I'll post up pics on here of how it comes out!
guy just wanted something standard and nothing crazy though



Here it is!


Features:
ALL blacked out housing
Anodized red shroud
Blacklight UV halo
Custom LED lighting
Red demon eye




Uploaded with ImageShack.us




Uploaded with ImageShack.us




Uploaded with ImageShack.us




Uploaded with ImageShack.us




Uploaded with ImageShack.us


----------



## streetracinazian (Dec 1, 2011)

boo ya!


----------



## getblended (Jun 15, 2011)

sorry to the owner but that is Fugly. I'll never understand why people will do things just because they can.
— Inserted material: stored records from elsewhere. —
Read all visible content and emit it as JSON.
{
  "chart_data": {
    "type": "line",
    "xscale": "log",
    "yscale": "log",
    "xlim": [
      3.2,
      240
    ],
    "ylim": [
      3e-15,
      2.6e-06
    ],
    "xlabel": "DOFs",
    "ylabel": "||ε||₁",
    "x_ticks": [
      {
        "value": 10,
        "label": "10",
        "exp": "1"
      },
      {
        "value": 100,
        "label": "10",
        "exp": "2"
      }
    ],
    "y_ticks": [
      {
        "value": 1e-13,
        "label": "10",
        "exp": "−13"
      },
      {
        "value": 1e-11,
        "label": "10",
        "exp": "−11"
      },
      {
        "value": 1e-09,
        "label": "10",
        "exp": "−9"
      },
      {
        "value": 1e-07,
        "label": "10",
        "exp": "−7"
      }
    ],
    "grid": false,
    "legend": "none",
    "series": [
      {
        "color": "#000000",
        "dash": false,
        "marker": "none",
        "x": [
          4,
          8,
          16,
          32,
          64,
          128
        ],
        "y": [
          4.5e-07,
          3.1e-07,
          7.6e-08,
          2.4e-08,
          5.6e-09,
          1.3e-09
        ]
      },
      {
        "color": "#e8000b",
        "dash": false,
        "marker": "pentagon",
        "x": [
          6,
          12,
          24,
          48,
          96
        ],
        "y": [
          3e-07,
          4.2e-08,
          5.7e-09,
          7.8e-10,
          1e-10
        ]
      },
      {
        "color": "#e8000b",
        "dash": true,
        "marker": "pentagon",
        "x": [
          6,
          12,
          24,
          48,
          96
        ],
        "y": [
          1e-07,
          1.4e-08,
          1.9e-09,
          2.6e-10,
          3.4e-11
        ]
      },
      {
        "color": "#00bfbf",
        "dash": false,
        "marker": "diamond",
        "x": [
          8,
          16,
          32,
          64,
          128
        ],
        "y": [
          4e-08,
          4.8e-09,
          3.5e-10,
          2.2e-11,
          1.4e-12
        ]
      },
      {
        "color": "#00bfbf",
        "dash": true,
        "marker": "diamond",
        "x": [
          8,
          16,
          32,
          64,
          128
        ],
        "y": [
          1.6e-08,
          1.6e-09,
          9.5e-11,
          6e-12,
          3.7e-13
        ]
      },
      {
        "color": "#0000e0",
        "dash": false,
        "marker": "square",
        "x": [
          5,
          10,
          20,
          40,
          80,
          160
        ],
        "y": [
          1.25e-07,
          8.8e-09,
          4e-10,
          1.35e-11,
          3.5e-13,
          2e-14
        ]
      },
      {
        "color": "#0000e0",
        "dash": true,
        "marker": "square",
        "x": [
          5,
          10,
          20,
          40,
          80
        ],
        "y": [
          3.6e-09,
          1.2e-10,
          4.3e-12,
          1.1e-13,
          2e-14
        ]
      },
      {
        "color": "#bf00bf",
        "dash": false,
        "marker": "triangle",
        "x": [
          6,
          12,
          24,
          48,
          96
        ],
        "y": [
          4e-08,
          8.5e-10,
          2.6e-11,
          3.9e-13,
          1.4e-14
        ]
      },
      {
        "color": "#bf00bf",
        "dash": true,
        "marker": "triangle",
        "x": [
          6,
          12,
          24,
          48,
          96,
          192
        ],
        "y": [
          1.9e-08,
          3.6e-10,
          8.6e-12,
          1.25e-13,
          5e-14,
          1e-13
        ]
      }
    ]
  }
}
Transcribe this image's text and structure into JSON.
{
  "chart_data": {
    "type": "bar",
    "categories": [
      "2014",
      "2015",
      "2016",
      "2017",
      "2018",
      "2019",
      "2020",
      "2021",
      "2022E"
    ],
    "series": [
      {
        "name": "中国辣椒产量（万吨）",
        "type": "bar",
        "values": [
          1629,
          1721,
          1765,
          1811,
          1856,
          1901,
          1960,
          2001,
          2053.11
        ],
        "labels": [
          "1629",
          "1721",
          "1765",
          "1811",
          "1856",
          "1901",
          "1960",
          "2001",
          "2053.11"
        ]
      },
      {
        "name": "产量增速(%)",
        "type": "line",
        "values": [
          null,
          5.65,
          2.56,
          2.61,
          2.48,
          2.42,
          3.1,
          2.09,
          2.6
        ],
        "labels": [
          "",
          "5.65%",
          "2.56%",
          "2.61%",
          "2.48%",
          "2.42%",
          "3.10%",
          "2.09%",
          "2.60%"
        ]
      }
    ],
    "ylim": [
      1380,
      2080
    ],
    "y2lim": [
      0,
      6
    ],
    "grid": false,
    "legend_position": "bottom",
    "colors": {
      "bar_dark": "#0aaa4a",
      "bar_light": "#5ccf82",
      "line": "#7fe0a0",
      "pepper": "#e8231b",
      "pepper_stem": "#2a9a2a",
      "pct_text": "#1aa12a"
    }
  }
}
I'd of paid him/her not to do that to their car.


----------



## Dpedraza (Oct 24, 2011)

Need day pics those are dark


----------



## CHUV (Jun 25, 2011)

getblended said:


> sorry to the owner but that is Fugly. I'll never understand why people will do things just because they can. I'd of paid him/her not to do that to their car.


Agreed.....


----------



## SeanM402 (Aug 8, 2011)

getblended said:


> sorry to the owner but that is Fugly. I'll never understand why people will do things just because they can. I'd of paid him/her not to do that to their car.


Why is it fugly?


----------



## Aeroscout977 (Nov 25, 2010)

SeanM402 said:


> Why is it fugly?


Because just saying "I don't like it" is to easy.


----------



## limited360 (May 6, 2011)

If I didn't just buy a project car the cruze would be coming to visit you soon.


----------



## Dpedraza (Oct 24, 2011)

You should set up a Flickr acct or something with retrofits tht you've done so people can see them.


----------



## Wyre (Jul 23, 2011)

HIDs done properly. Not sure that I like the blacked out housings... but, overall quite nicely done.

How is the cutoff?


----------



## Dpedraza (Oct 24, 2011)

SamE as any mini retrofit


----------